Он норовил прилипнуть лицом к моему лицу, обдавая меня таким хмельным дыханием, что я боялся опьянеть не меньше его.
– Ты десять лет кряду забавляешься с незнакомками. Вся группа пускает по этому поводу слюни, и ты еще утверждаешь, что это неинтересно? Нет уж, старик, ты определенно не ссс… не скучал.
Он преувеличенно громко рассмеялся, смех был похож на ржание. Я тоже улыбнулся и счел его предложение пьяной болтовней.
Павшая на поле брани
Новость сообщил мне автоответчик в пустой, как тюремная камера, квартирке, снятой для меня на полгода Жюльеном у ворот Обервилье. Фанни нашли мертвой, полуразложившейся, в ее квартире на улице Оратуар, напротив Лувра. Все думали, что она уехала в Центральную Америку, и ждали ее назад 10 июля, к моему дню рождения. А она две недели назад забаррикадировалась у себя в спальне, прижав дверь шкафом и креслами.
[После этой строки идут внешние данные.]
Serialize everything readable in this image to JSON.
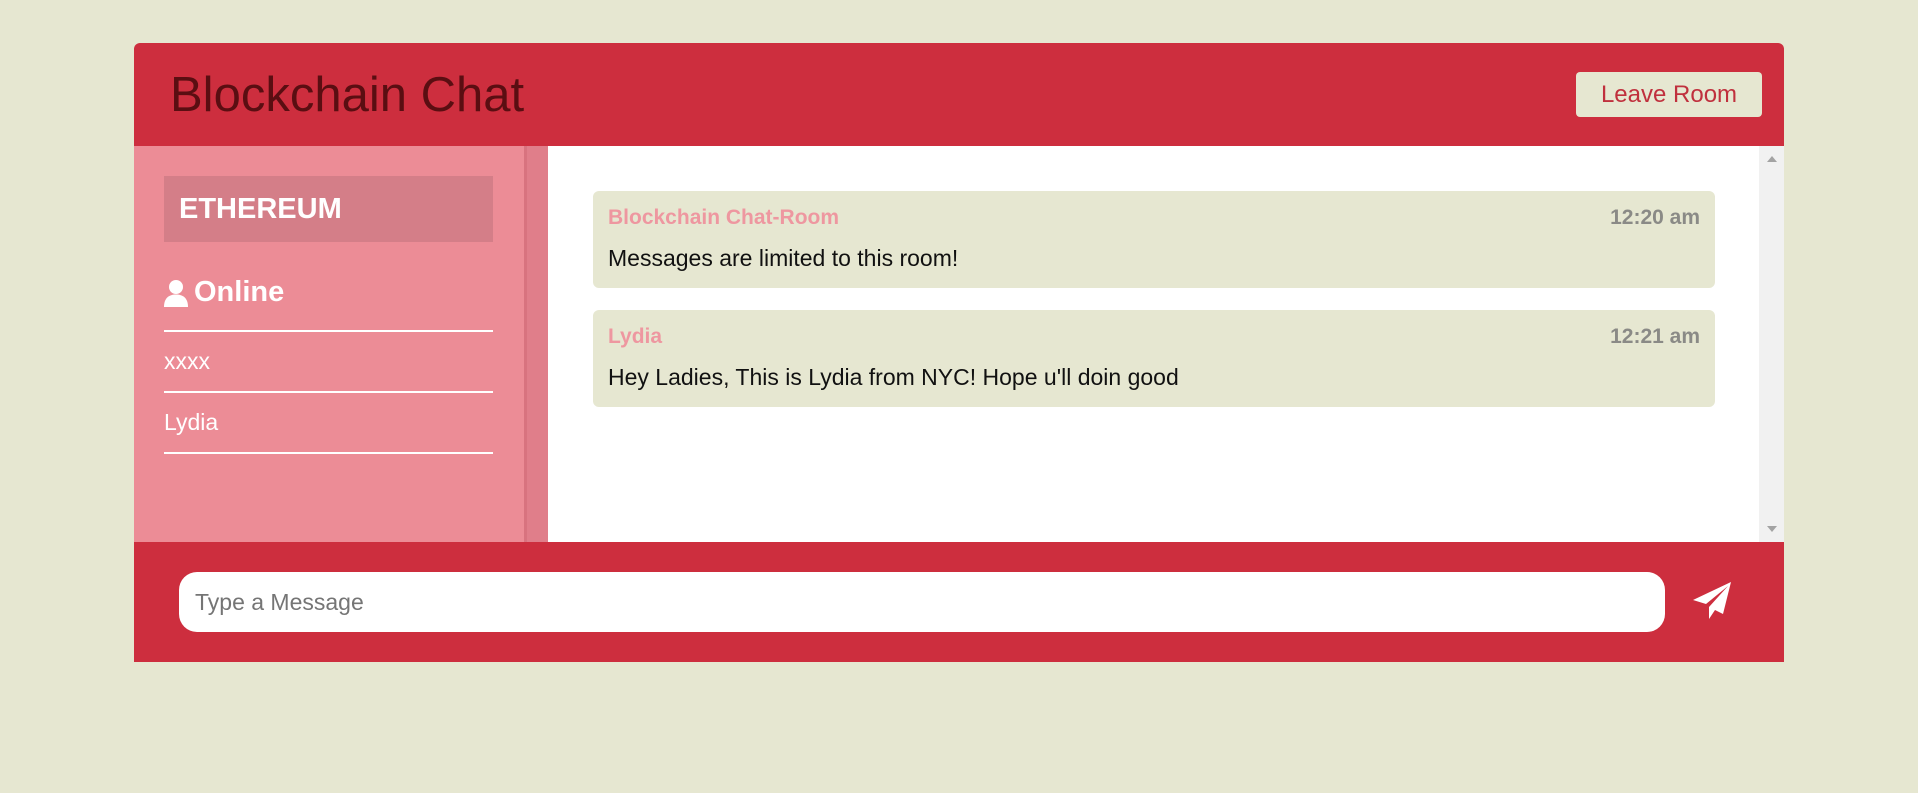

Ее труп, раздувшийся, как бурдюк, стал мешком гнили, поедаемой червями. Сильная летняя жара ускорила разложение. Она покончила с собой, выпив большую дозу снотворного, приведшую к остановке сердца и к удушью. Ее давно мучила депрессия: карьера в кино так и не сложилась, любовная жизнь состояла из взлетов и падений. Обычный хлеб создательницы хеппенингов ее не радовал. Предупредив, что уезжает на две недели, она постаралась, чтобы все это время ее никто не искал. Наконец консьержка почуяла зловоние и вызвала пожарных, проникших в квартиру. Казалось, Фанни доставило извращенное удовольствие изуродовать себя, остаться в памяти поклонников отталкивающей падалью.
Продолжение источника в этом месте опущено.